You know how the Snowies do that wiggle foot technique to attract fish in shallow water? The literature is full of "may stir bottom sediments with feet to startle prey into motion" but we have seen a lot of the waders do the same thing.
And we looked up at a fully grown adult hunting in the shallow water. In no time, he found the small fish junior had been chasing. What impressed me the most was the economy of movement. He still ran, turned, and lunged but the moves were so polished and smooth.
We still had the same problem with avoiding shots that would have had harsh shadows, but photographing this adult was so much easier. He was less erratic, more efficient and that shaggy mane made great details.

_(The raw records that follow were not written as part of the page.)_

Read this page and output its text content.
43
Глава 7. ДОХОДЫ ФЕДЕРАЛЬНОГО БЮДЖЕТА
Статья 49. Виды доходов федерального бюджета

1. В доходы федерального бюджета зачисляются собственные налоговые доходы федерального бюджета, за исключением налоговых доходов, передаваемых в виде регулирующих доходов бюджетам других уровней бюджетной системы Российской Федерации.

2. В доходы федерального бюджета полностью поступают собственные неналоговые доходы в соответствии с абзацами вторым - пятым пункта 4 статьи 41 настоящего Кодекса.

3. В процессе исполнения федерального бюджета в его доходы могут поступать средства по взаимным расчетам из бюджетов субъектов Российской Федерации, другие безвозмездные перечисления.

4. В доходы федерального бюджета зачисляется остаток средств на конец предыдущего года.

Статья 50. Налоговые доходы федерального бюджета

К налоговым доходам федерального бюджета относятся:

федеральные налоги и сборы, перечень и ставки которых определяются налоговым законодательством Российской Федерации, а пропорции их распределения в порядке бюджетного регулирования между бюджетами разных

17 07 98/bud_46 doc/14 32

But even the adult Reddish could get into Drunken Sailor mode now and then.
Do you see the tiny fish in the lower left he is staring at? We saw a lot of small fish jumping and breaking the surface. I got to thinking about floods and tides moving animals from local areas to new. Bill told me once about a big flood near Brazos Bend that spread the residents of a giant crayfish farm to a lot of new areas. Animals are so adaptive.
We were facing the feeder road below the Intracoastal Canal and the Bait House bar was just to our right. Trucks and some cars had been traversing the flooded roadway successfully. I was watching it to kind of gauge how much the incoming tide was affecting the area. And I saw a motorcycle gal come up to the edge and check it out. She turned around and went back to the bar area for a while, but soon she approached again.
And she made it through with no difficulty at all.
The sun got lower and we noticed the waters were subsiding from the wet high water marks. We were on second batteries and the flash cards were getting full, so we packed up and waded back to the truck. The Reddish let us get within about ten feet but finally spooked and flew away.
You can never have too many photos of Reddish Egrets.